How she wanted to sing to him of the love she felt, burning within her like all the torches of the great shadow plays, even to consuming her. Son of such prowess that rowers and queens would sing of him with the same vigor they found for his namesake. Sunthief they called him, and Prince of Serpents after he cast the father of all such creatures from the sky in his anger and left his scattered remains as the islands upon the sea. But in an instant, the light was gone.
She awoke to strange hands holding her down, and a quiet voice whispering in her ear.
“You were shouting in your sleep,” the woman said. Bariti’s eyes opened on the royal physician, Tula, who knelt at her side. She put a wrinkled hand to the princess’ brow.
“What happened to me?” Bariti asked, her voice sounding far away.
“We do not know yet, your highness, but I am doing all I can.” More of her surroundings became clear to her now. She lay in her own room, not far from where her father sat in mute judgement. What she had thought to be the gentle sunlight of morning was instead the deep orange of sunset, and the urge to vomit returned. How much had she missed? Had a day or more passed without her knowledge? Then the princess remembered her dream, as well as the fearful omen it contained.
“My son…” She wanted to say so much more and if not, to return to the pleasantness she had known but even for a moment. Instead, despair clung to her like a gripping hand around her heart.
“Rest, your highness. It is the best thing you can do while I do my work.” And though her body was weary, her mind shuttled between possibilities as endless as the sea. Her only chance at survival lay with her son, or in whatever fear kept Daruntala from enacting the final steps of his plan. There was no doubt now that this was his work. Whatever had been done to her, the usurper must have needed her away from court in order to work some intrigue against her. It was the only solution that spoke to the cunning she knew to be in his heart.
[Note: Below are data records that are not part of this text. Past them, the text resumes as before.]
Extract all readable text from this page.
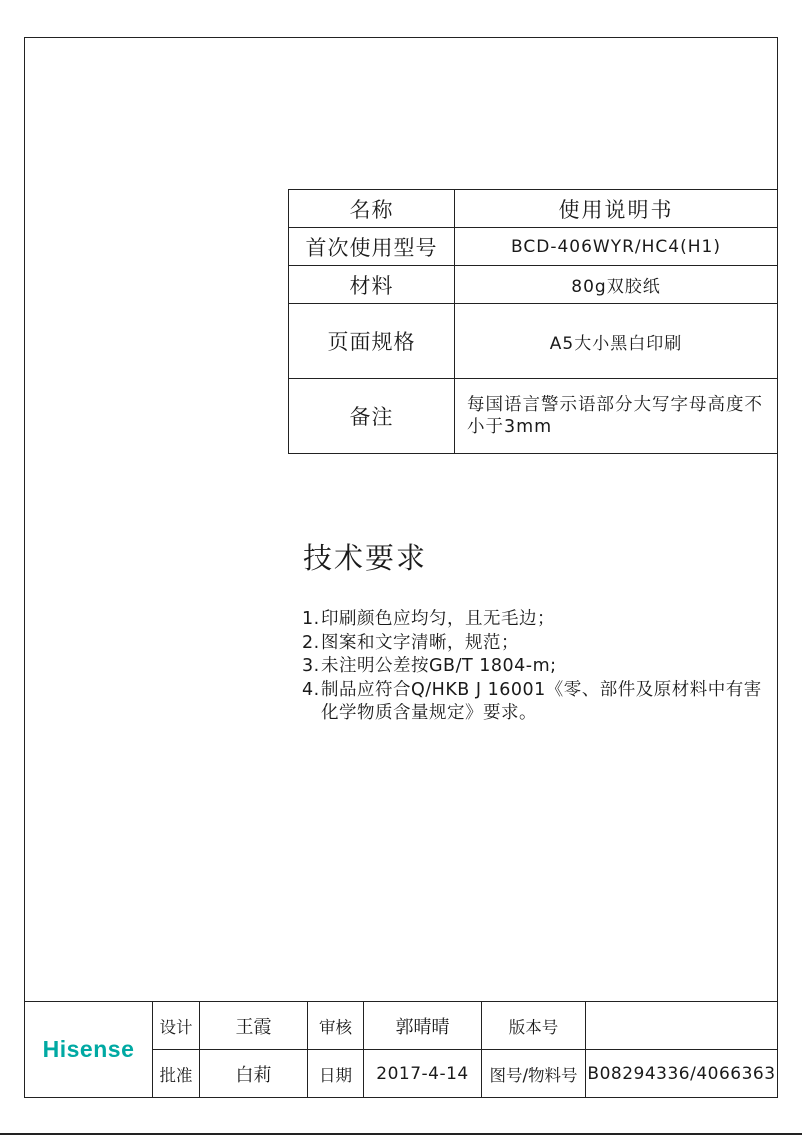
名称	使用说明书
首次使用型号	BCD-406WYR/HC4(H1)
材料	80g双胶纸
页面规格	A5大小黑白印刷
备注	每国语言警示语部分大写字母高度不小于3mm
技术要求
1. 印刷颜色应均匀，且无毛边；
2. 图案和文字清晰，规范；
3. 未注明公差按GB/T 1804-m;
4. 制品应符合Q/HKB J 16001《零、部件及原材料中有害化学物质含量规定》要求。
Hisense	设计	王霞	审核	郭晴晴	版本号	
	批准	白莉	日期	2017-4-14	图号/物料号	B08294336/4066363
She hardly noticed the physician leaving and returning with the tools of her trade. Sleep took her once, then twice, and finally once more until she awoke with bitter smoke in her nostrils and a curtain of golden light across her eyelids. The princess tried to lift herself onto her arms but only fell limply back onto her pillow, heavy with sleep and the herbs of the physician’s ceremonies. It was said that sickness was the spirit leaving the body, and the weakness that followed was the atrophy of limbs neglected by the soul which animated them. What afflicted Bariti was more than that. Though she could not put the feeling in words, something felt missing, as if a portion of her energy had fallen away.
Her mind prodded at it like her tongue at a missing tooth, and that was when she knew that her son was dead. Jayatna, prince, general, king, extinguished before any could feel his brightness but her. The knowing was beyond words as well, yet it was true. Tears could not find her then; nothing could in such emptiness as this.
The bleeding began later that morning, continuing in earnest after her maids had secreted her away from the prying eyes at court. By nightfall, the shrunken, bloody form of her firstborn already lay in an unmarked grave, far enough from her balcony to escape notice but never distant from her heart. It was then, as the princess mourned the throne this child would never claim and the love of parents it would never know, that she swore her revenge on Daruntala and all the traitors by every god who would listen.
A soft knocking at the door of her room that night went unanswered, until only the tale of Jayatna Light-snatcher could be heard, masking the gentle patter of tears on the princess’ pillow.